De dataspecialisten van het consortium dachten aan een machine learning-component, die kan bepalen wanneer er over een persoon voldoende data zijn verzameld om een betrouwbaar netwerk te kunnen bouwen. “Het is niet makkelijk, maar het is 2030, nietwaar? Dan moet dat kunnen!”, klonk het optimistisch. En om dan meteen verder te dromen: een wereldwijde database van miljoenen patiënten die een psychische behandeling ondergaan, die een periode vragenlijsten invullen op hun telefoon en ook wat demografische kenmerken verstrekken, zou fantastisch zijn, aldus de analytici. “Want als je meer informatie hebt over grote groepen mensen, leer je ook meer over individuele patiënten.

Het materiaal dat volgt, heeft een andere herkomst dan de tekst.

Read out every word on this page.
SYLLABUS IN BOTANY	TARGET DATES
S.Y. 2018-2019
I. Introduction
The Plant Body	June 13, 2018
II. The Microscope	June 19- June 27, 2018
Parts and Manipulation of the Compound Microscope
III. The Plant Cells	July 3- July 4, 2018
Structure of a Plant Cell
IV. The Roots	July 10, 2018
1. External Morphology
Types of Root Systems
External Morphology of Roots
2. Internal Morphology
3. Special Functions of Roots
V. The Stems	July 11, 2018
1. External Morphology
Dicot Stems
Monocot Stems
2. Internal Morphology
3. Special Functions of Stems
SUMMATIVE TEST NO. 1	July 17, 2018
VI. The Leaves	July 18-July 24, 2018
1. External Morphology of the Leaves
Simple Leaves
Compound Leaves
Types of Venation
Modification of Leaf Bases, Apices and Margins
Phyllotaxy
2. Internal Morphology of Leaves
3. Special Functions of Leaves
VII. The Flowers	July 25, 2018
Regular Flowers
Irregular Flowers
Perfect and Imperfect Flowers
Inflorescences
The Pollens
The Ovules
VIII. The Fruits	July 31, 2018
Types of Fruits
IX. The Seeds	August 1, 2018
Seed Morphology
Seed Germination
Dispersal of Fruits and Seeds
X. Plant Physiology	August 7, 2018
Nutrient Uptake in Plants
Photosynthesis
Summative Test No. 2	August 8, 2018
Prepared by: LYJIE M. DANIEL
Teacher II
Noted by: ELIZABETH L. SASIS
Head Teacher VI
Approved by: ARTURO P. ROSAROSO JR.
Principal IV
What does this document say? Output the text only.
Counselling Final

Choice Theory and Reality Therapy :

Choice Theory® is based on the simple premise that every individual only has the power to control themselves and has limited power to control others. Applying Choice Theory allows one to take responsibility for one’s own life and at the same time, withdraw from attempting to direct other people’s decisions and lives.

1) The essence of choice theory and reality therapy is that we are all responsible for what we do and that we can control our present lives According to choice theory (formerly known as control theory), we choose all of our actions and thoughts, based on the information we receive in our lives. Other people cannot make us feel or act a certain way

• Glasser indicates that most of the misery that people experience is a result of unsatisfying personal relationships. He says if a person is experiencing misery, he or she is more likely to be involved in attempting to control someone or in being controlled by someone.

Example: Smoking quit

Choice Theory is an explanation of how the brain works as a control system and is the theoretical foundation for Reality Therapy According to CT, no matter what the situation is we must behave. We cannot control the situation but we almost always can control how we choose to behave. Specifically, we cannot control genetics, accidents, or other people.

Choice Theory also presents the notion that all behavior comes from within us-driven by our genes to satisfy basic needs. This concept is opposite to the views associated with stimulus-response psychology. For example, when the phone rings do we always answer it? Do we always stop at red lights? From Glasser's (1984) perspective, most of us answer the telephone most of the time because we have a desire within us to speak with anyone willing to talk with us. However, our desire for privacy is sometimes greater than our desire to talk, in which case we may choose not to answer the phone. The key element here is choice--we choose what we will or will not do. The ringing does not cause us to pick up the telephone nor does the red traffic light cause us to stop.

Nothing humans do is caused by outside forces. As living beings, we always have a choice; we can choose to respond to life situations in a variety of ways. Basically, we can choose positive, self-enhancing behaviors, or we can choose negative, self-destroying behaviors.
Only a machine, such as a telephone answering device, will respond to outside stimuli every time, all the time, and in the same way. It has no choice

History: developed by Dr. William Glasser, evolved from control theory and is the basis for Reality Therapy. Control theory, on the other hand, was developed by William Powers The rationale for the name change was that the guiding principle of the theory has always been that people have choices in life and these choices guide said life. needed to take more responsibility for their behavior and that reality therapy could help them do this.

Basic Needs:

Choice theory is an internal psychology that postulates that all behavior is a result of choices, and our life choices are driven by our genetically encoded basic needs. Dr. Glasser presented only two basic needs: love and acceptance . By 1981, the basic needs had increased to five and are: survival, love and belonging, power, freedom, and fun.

Als we daar een infrastructuur voor zouden kunnen opzetten, is dat een droom die uitkomt. En als wij het niet doen, wie dan wel?”

Met wederom vooral veel vragen keerden de deelnemers na de sessie van drie uur terug in het nu. “Dat is precies de bedoeling van deze bijeenkomsten”, aldus projectleider Anita Jansen na afloop. “Door veel met elkaar, met het hele consortium, te denken en overleggen, ontstaan er weer nieuwe inzichten en plannen. Dat is zo mooi!”